Hugo Chavez is dead. Most of us will remember him as "that guy who hated the U.S.," but he was much, much more than that. Here are some of the best things we should remember this modern-day dictator for ...
After backpedaling from his 2010 statement that Twitter is "a tool of terrorism" (which only makes sense if the terrorists are trying to win by gluing the Western World to their phones), Hugo Chavez started taking the social networking site seriously when he began chemotherapy. And by "take seriously," we mean he ran the fucking government through Twitter. This included approving money for projects, trolling the rest of the world (always a cornerstone of the Chavez platform), praising plans for a new park, and getting really fucking upset at the results of a football match, one he watched with Fidel Castro, no less.
Chavez cheering on a football game in the way all Spanish-speaking people do: like your drunk uncle. And with Fidel Castro.
Back in 2011, Venezuelans were beginning to doubt Chavez's ability to run in the 2012 election because of his long-standing fight with cancer. And since anyone can talk bullshit and tell the world that they're fine up until they're on their deathbed, Chavez's response to this was simple: star in an exercise video.
"Where's your video, OBAMA?"
Unfortunately, Chavez's idea of exercise is similar to George R.R. Martin's idea of epic fantasy: a bunch of talking, and leaders who look like they have no idea what they're doing. So, nobody was fooled by the president's claims of good health. Even less so once he died.
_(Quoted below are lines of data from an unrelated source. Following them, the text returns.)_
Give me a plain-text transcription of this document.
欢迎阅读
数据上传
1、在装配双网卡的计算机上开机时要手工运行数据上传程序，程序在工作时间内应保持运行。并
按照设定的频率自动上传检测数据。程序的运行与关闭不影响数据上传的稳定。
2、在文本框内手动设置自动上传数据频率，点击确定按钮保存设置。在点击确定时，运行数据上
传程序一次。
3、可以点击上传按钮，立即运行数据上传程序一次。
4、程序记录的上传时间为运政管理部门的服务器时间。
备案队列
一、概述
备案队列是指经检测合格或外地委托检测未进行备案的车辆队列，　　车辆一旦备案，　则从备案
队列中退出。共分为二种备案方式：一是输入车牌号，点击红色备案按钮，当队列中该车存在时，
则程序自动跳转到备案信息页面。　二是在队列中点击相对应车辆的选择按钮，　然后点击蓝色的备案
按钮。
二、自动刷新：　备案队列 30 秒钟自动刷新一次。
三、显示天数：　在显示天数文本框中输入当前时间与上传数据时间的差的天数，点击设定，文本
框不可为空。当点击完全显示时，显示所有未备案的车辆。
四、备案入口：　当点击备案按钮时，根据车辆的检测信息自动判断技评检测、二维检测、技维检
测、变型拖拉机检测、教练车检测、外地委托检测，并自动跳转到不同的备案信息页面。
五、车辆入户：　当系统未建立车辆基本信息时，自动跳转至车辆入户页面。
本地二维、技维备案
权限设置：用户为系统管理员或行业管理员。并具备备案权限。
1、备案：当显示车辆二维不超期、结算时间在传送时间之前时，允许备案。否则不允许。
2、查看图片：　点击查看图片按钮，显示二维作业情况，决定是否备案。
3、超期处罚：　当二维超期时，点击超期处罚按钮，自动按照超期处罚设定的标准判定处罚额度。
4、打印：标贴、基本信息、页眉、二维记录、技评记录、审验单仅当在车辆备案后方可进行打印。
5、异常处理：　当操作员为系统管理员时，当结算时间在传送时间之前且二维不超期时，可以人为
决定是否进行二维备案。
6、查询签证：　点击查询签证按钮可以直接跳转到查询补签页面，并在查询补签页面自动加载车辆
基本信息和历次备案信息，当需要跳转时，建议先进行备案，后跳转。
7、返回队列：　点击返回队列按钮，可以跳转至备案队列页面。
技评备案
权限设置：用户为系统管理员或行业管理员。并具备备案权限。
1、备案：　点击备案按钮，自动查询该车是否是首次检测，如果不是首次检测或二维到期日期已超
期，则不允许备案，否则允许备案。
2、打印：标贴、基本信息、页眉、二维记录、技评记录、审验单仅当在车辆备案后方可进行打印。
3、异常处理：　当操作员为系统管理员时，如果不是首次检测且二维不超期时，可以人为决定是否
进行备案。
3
Even with all of the issues a president has to deal with, Chavez decided to spend some of his time on women's breasts. Claiming that doctors were evil for "[convincing] some women that if they don't have some big bosoms, they should feel bad," Chavez absolutely hated giant silicone tits. To be fair, the man headed a country that is one of the world's leading markets for breast implants, with 30,000 to 40,000 surgeries per year. Venezuelan newspapers have claimed that breast implants are as common as dentist appointments, so maybe Chavez had a point.
"While we're at it, can I throw in a root canal?"
In 2011, Chavez was convinced that the U.S. had developed a way to induce cancer and that they had used it against him (and other leaders in the region). Much like his offensive tweets that he hoped wouldn't offend anyone, Chavez expressed his concerns with the disclaimer, "I don't want to make any reckless accusations." Smooth, Chavez. Smooth.
Peter Macdiarmid/Getty Images News/Getty Images
"Suck my Chavezticles, CIA cancer robots!"
And of course now that he's dead, those he left behind are resurfacing the old claims. The U.S. has denied these allegations, calling them absurd, but Chavez's evidence is pretty clear-cut. Chavez contracted cancer, Chavez blamed the U.S., cancer killed Chavez. The prosecution rests.